Orthodontic treatment can quite often be prevented by observant parents looking for tell tale signs of a developing malocclusion (wrong bite) and taking evading action. Certain minor interruptive actions can have major positive results in some cases, but there are certain definite reservations about treatment being done too early which will be discussed later. Posture and general appearance: Children with poor body posture as a rule also have something wrong with the way their teeth fit. Watch out for slumped shoulders and neck bent forward accompanied by an open mouth and possible slight drooling. When this goes hand in hand with dry lips it is a sure sign of chronic mouth breathing which in itself has an adverse affect on the shape and position of the jaws and teeth.

The child that is “addicted to” lip ice should not be neglected! In addition watch out for allergies which cause blocked noses leading to mouth breathing – and also for the so called “allergic salute” (rubbing of the nose and eyes) as well as burning, watery and red eyes. Retruded (weak) or prominent (strong) lower jaws should also be observed and expert advice should be sought – but, not necessarily treatment at this early age. It does however make sense to start some long term planning. Protrusive upper front teeth (“buck teeth”) are very obvious and sometimes require early intervention, but so does a deep bite and retrusive teeth (leaning towards the tongue) which are not as easily observable. Extensive spacing between the front teeth as well as overlapping of teeth is usually a sign that something may be wrong. Problems with shedding of baby teeth should be closely monitored between 6 – 14 years of age. This is one of the reasons why early screening of children at the age of 7 should be routinely done. Although intervention with appliances may only be indicated in a small percentage at an early age, this is particularly relevant in the case of upper eye teeth that may become impacted. When correctly handled, a difficult and costly procedure can in most cases be prevented or, at least, simplified.


Common sense goes a long way and caring mothers who look into their children’s mouth with a cheap mouth mirror bough at a chemist or dentist, may easily detect abnormalities even though they are not trained and thus be of great service to their offspring! Look for asymmetry, in the left and the right; front and back teeth. What is the distance between the top and the bottom front teeth? Check on the shedding pattern and do new teeth appear within days or weeks after loss of baby teeth – or does it seem to take months? Do the jaws look balanced?

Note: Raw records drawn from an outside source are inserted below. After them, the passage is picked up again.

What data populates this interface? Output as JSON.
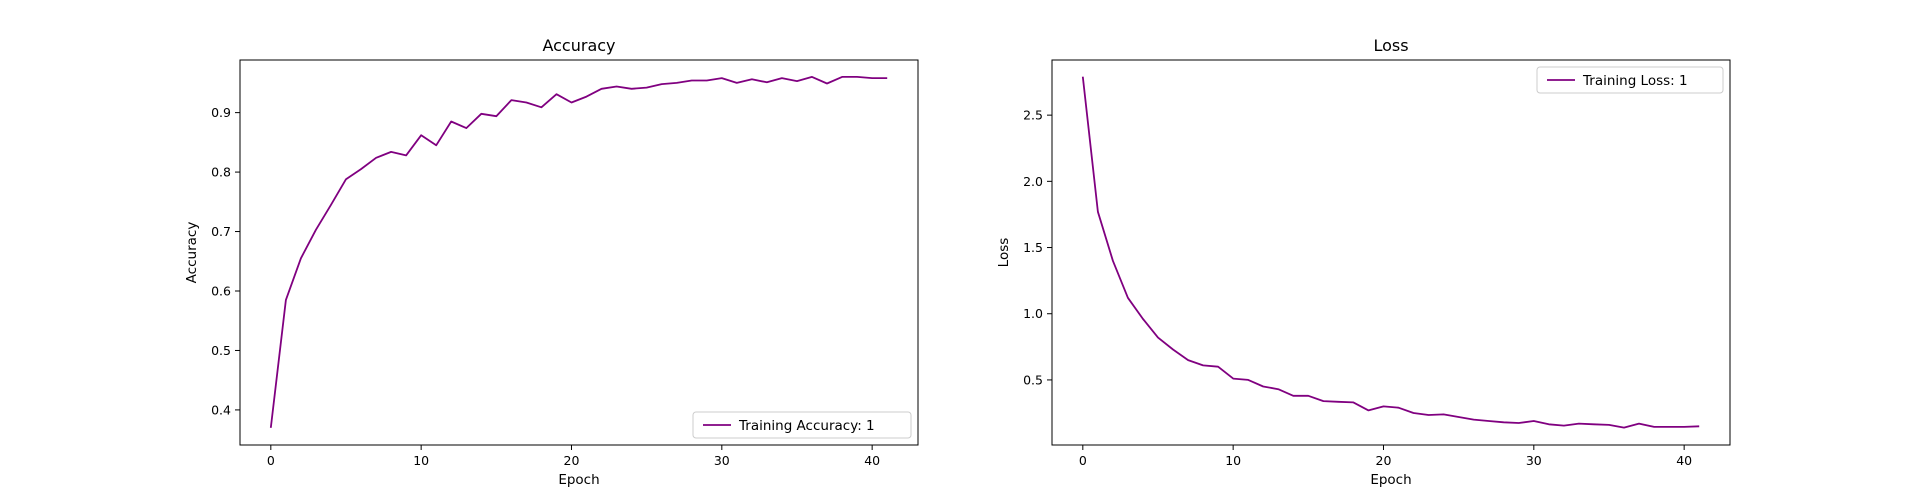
{
  "chart_data": [
    {
      "type": "line",
      "title": "Accuracy",
      "xlabel": "Epoch",
      "ylabel": "Accuracy",
      "xlim": [
        -2.05,
        43.05
      ],
      "ylim": [
        0.341,
        0.9885
      ],
      "xticks": [
        0,
        10,
        20,
        30,
        40
      ],
      "yticks": [
        0.4,
        0.5,
        0.6,
        0.7,
        0.8,
        0.9
      ],
      "grid": false,
      "legend_position": "lower-right",
      "series": [
        {
          "name": "Training Accuracy: 1",
          "color": "#800080",
          "x": [
            0,
            1,
            2,
            3,
            4,
            5,
            6,
            7,
            8,
            9,
            10,
            11,
            12,
            13,
            14,
            15,
            16,
            17,
            18,
            19,
            20,
            21,
            22,
            23,
            24,
            25,
            26,
            27,
            28,
            29,
            30,
            31,
            32,
            33,
            34,
            35,
            36,
            37,
            38,
            39,
            40,
            41
          ],
          "values": [
            0.37,
            0.585,
            0.655,
            0.703,
            0.745,
            0.788,
            0.805,
            0.824,
            0.834,
            0.828,
            0.862,
            0.845,
            0.885,
            0.874,
            0.898,
            0.894,
            0.921,
            0.917,
            0.909,
            0.931,
            0.917,
            0.927,
            0.94,
            0.944,
            0.94,
            0.942,
            0.948,
            0.95,
            0.954,
            0.954,
            0.958,
            0.95,
            0.956,
            0.951,
            0.958,
            0.953,
            0.96,
            0.949,
            0.96,
            0.96,
            0.958,
            0.958
          ]
        }
      ]
    },
    {
      "type": "line",
      "title": "Loss",
      "xlabel": "Epoch",
      "ylabel": "Loss",
      "xlim": [
        -2.05,
        43.05
      ],
      "ylim": [
        0.0085,
        2.9165
      ],
      "xticks": [
        0,
        10,
        20,
        30,
        40
      ],
      "yticks": [
        0.5,
        1.0,
        1.5,
        2.0,
        2.5
      ],
      "ytick_labels": [
        "0.5",
        "1.0",
        "1.5",
        "2.0",
        "2.5"
      ],
      "grid": false,
      "legend_position": "upper-right",
      "series": [
        {
          "name": "Training Loss: 1",
          "color": "#800080",
          "x": [
            0,
            1,
            2,
            3,
            4,
            5,
            6,
            7,
            8,
            9,
            10,
            11,
            12,
            13,
            14,
            15,
            16,
            17,
            18,
            19,
            20,
            21,
            22,
            23,
            24,
            25,
            26,
            27,
            28,
            29,
            30,
            31,
            32,
            33,
            34,
            35,
            36,
            37,
            38,
            39,
            40,
            41
          ],
          "values": [
            2.79,
            1.77,
            1.4,
            1.12,
            0.96,
            0.82,
            0.73,
            0.65,
            0.61,
            0.6,
            0.51,
            0.5,
            0.45,
            0.43,
            0.38,
            0.38,
            0.34,
            0.335,
            0.33,
            0.27,
            0.3,
            0.29,
            0.25,
            0.235,
            0.24,
            0.22,
            0.2,
            0.19,
            0.18,
            0.175,
            0.19,
            0.165,
            0.155,
            0.17,
            0.165,
            0.16,
            0.14,
            0.17,
            0.145,
            0.145,
            0.145,
            0.15
          ]
        }
      ]
    }
  ]
}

Does your child hide his face when he smiles or does he always smile with a closed mouth? Is he the “unfriendly” one that doesn’t look grandpa in the eye when he shakes his hand? … The shy one perhaps, who hides his mouth behind an open hand or a fist?

Open bites are caused by habits like thumb sucking or rubber dummies. This can cause abnormal swallowing which in turn leads to changes in tooth position and speech problems. Don’t ignore that “cute” lisp – it may not go away by itself. Watch out for clenching and grinding of teeth which is often a sign of problems associated with shedding of the teeth.

Early loss of baby teeth: These teeth are important as they act as space maintainers for their permanent successors. They deserve to be treated with respect as their loss creates the danger of space loss with subsequent unwanted crowding of teeth..

Dentists will normally inform patients about the consequences of early removal of baby teeth and prescribe space maintainers when necessary. If in doubt, consult a specialist orthodontist.


Any asymmetry of the face should be observed and questioned, as well as complaints of cheek-, lip – and tongue biting. Don’t ignore frequent mouth ulcers -there may be a simple solution to this uncomfortable problem. There may also be subtle symptoms of the joints and sometimes this is misjudged as earache. Watch out for clicks in the joint – at an early age, it is a sure tell tale sign of a problem. Never give your child a painkiller without knowing what is causing the discomfort!


If there is a family history of previous orthodontic treatment, work with your dentist and orthodontist as a team. Always remember that your dentist will evaluate the orthodontist’s findings and can arrange for a second opinion if deemed necessary. The most basic human right is to utter an opinion and vice versa have an opinion on the utterances of others – which may lead to further opinions being expressed! Thus, one eventually arrives at the truth.

It is no different in orthodontics – to treat or not to treat, when to treat and when not to treat – it is a matter of common reality that is established through effective communication and arriving at a realistic agreement. You as a parent can and should play a major role in this by careful observation and evaluation of the findings and then you should take responsibility for your decisions after you have been properly informed by the professionals. (This may involve more than one discipline and should be coordinated by the orthodontist or your family dentist.)

It is in your hands (and eyes) to make a difference!